Soziale Berufe

„Extrem schwierige und belastende Arbeit“

DGB und SPD verlangen eine bessere Bezahlung von Tätigkeiten im sozialen Bereich

Vor wenigen Tagen meldete der Deutsche Industrie- und Handelskammertag (DIHK) enorme Probleme in der Gesundheitswirtschaft, Arbeitskräfte zu finden. In den Gesundheits- und sozialen Diensten vermeldeten 55Prozent der Betriebe grundsätzliche Probleme, Stellen zu besetzen.

Die Studie legte zudem offen, dass die Situation sich noch dramatisieren wird. Die nicht zuletzt demografisch bedingt wachsende Nachfrage nach Gesundheitsleistungen aufgrund einer wachsenden Zahl älterer Bürger und einer schrumpfenden Fachkräftebasis werde diese Entwicklung künftig tendenziell noch weiter verschärfen, so das Urteil des Reports. Derzeit fehlen deutschlandweit rund 30.000 Fachkräfte in der Pflege. Der demografische Wandel könnte dazu führen, dass das Land 2030 mit 200.000 fehlenden Stellen zu kämpfen hat. Die Politik müht sich seit Längerem, die Berufe im Sozial- und Gesundheitswesen attraktiver machen. Allein, die Mittel sind begrenzt. Nach Ansicht von SPD und Deutschem Gewerkschaftsbund (DGB) ist und bleibt die Vergütung das entscheidende Vehikel zum Erfolg. Partei und Gewerkschafter verlangen mit Nachdruck erhebliche Lohnsteigerungen in sozialen Berufen.

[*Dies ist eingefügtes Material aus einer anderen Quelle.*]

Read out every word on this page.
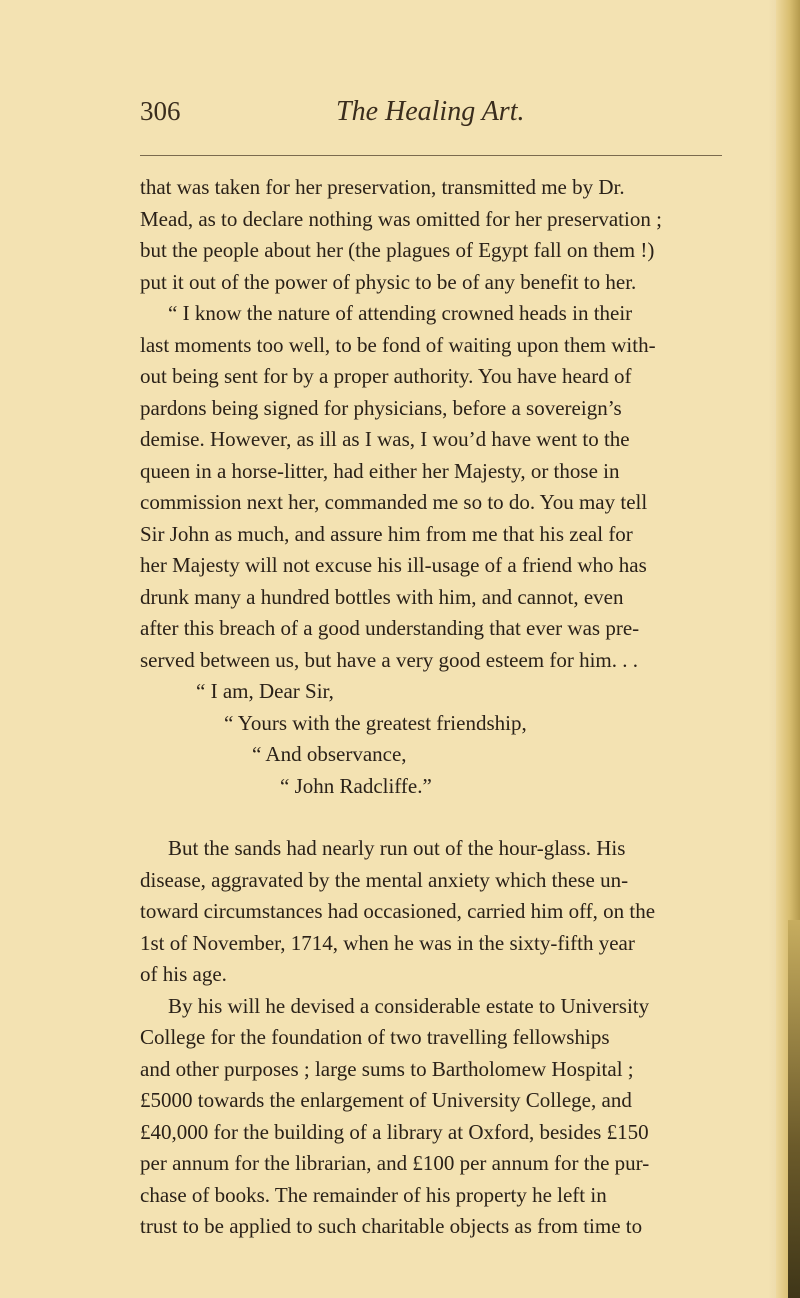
306	The Healing Art.
that was taken for her preservation, transmitted me by Dr.
Mead, as to declare nothing was omitted for her preservation ;
but the people about her (the plagues of Egypt fall on them !)
put it out of the power of physic to be of any benefit to her.
“ I know the nature of attending crowned heads in their
last moments too well, to be fond of waiting upon them with-
out being sent for by a proper authority. You have heard of
pardons being signed for physicians, before a sovereign’s
demise. However, as ill as I was, I wou’d have went to the
queen in a horse-litter, had either her Majesty, or those in
commission next her, commanded me so to do. You may tell
Sir John as much, and assure him from me that his zeal for
her Majesty will not excuse his ill-usage of a friend who has
drunk many a hundred bottles with him, and cannot, even
after this breach of a good understanding that ever was pre-
served between us, but have a very good esteem for him. . .
“ I am, Dear Sir,
“ Yours with the greatest friendship,
“ And observance,
“ John Radcliffe.”
But the sands had nearly run out of the hour-glass. His
disease, aggravated by the mental anxiety which these un-
toward circumstances had occasioned, carried him off, on the
1st of November, 1714, when he was in the sixty-fifth year
of his age.
By his will he devised a considerable estate to University
College for the foundation of two travelling fellowships
and other purposes ; large sums to Bartholomew Hospital ;
£5000 towards the enlargement of University College, and
£40,000 for the building of a library at Oxford, besides £150
per annum for the librarian, and £100 per annum for the pur-
chase of books. The remainder of his property he left in
trust to be applied to such charitable objects as from time to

Die Arbeit in Pflegeberufen, die Arbeit mit psychisch Kranken oder die Arbeit von Erziehern sei extrem schwierig und auch belastend, sagte DGB-Chef Michael Sommer. Diese Form von Arbeit habe eine bessere Bezahlung verdient. „Menschliche Arbeit hat ihre Würde und ihren Wert – das betrifft insbesondere auch soziale Berufe.“ Sommer geht davon aus, dass soziale Berufe deshalb schlechter bezahlt werden, „weil sie offenbar für unterwertig gehalten werden“. Genauso wie die körperlich belastende Arbeit eines Industriearbeiters ihren Wert habe, habe auch die Arbeit einer Kindergärtnerin ihren Wert, mahnt der DGB-Chef. „Wir müssen in den Sozialberufen aus der Mentalität ‚Geiz ist geil‘ herauskommen“, fordert er. Wer bei Altenpflegern geize, schaffe für die Alten eine unmenschliche Gesellschaft. „Wir werden immer weniger Menschen haben, die diese schwere Arbeit aufnehmen“, so die Befürchtung Sommers. Man könne diese Arbeit über Bezahlung attraktiv machen – aber sie brauche auch gesellschaftliche Anerkennung.

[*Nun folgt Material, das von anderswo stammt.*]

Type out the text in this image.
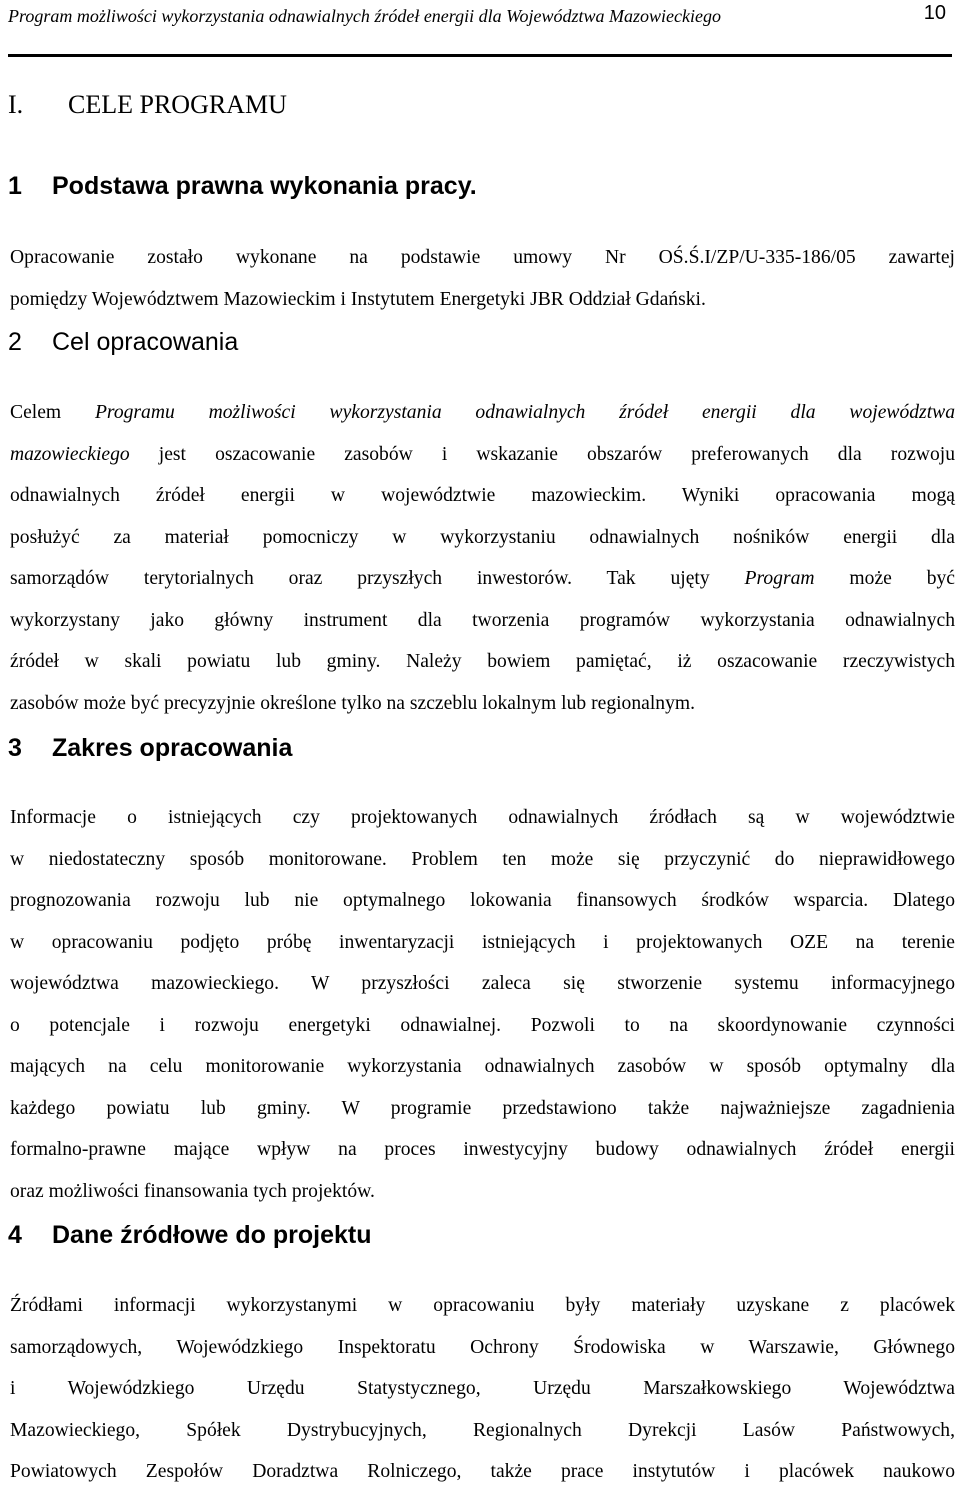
Program możliwości wykorzystania odnawialnych źródeł energii dla Województwa Mazowieckiego	10
I. CELE PROGRAMU
1 Podstawa prawna wykonania pracy.
Opracowanie zostało wykonane na podstawie umowy Nr OŚ.Ś.I/ZP/U-335-186/05 zawartej
pomiędzy Województwem Mazowieckim i Instytutem Energetyki JBR Oddział Gdański.
2 Cel opracowania
Celem Programu możliwości wykorzystania odnawialnych źródeł energii dla województwa
mazowieckiego jest oszacowanie zasobów i wskazanie obszarów preferowanych dla rozwoju
odnawialnych źródeł energii w województwie mazowieckim. Wyniki opracowania mogą
posłużyć za materiał pomocniczy w wykorzystaniu odnawialnych nośników energii dla
samorządów terytorialnych oraz przyszłych inwestorów. Tak ujęty Program może być
wykorzystany jako główny instrument dla tworzenia programów wykorzystania odnawialnych
źródeł w skali powiatu lub gminy. Należy bowiem pamiętać, iż oszacowanie rzeczywistych
zasobów może być precyzyjnie określone tylko na szczeblu lokalnym lub regionalnym.
3 Zakres opracowania
Informacje o istniejących czy projektowanych odnawialnych źródłach są w województwie
w niedostateczny sposób monitorowane. Problem ten może się przyczynić do nieprawidłowego
prognozowania rozwoju lub nie optymalnego lokowania finansowych środków wsparcia. Dlatego
w opracowaniu podjęto próbę inwentaryzacji istniejących i projektowanych OZE na terenie
województwa mazowieckiego. W przyszłości zaleca się stworzenie systemu informacyjnego
o potencjale i rozwoju energetyki odnawialnej. Pozwoli to na skoordynowanie czynności
mających na celu monitorowanie wykorzystania odnawialnych zasobów w sposób optymalny dla
każdego powiatu lub gminy. W programie przedstawiono także najważniejsze zagadnienia
formalno-prawne mające wpływ na proces inwestycyjny budowy odnawialnych źródeł energii
oraz możliwości finansowania tych projektów.
4 Dane źródłowe do projektu
Źródłami informacji wykorzystanymi w opracowaniu były materiały uzyskane z placówek
samorządowych, Wojewódzkiego Inspektoratu Ochrony Środowiska w Warszawie, Głównego
i Wojewódzkiego Urzędu Statystycznego, Urzędu Marszałkowskiego Województwa
Mazowieckiego, Spółek Dystrybucyjnych, Regionalnych Dyrekcji Lasów Państwowych,
Powiatowych Zespołów Doradztwa Rolniczego, także prace instytutów i placówek naukowo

Die Lohngerechtigkeit für soziale Berufe ist eines der Themen, die den DGB-Chef seit seinem Amtsantritt vor elf Jahren umtreiben – ebenso wie den Vorsitzenden der Sozialdemokraten, Sigmar Gabriel. Er mahnt jetzt ein gesellschaftliches Umdenken an: „Der Anstand einer Gesellschaft bemisst sich daran, wie sie mit Kindern und mit Alten umgeht“, sagt er. Es gebe in Deutschland eine sehr ungerechte Bezahlung von sozialen und erzieherischen Berufen. „Wenn Sie eine Tonne Stahl bewegen, verdienen Sie mehr, als wenn Sie sechs oder 60 Kilo Mensch in der Kinderkrippe oder im Altenheim bewegen.“ Und während man als Kfz-Mechaniker eine Ausbildungsvergütung bekomme, müsse man in der Altenpflege oft noch Schulgeld zahlen.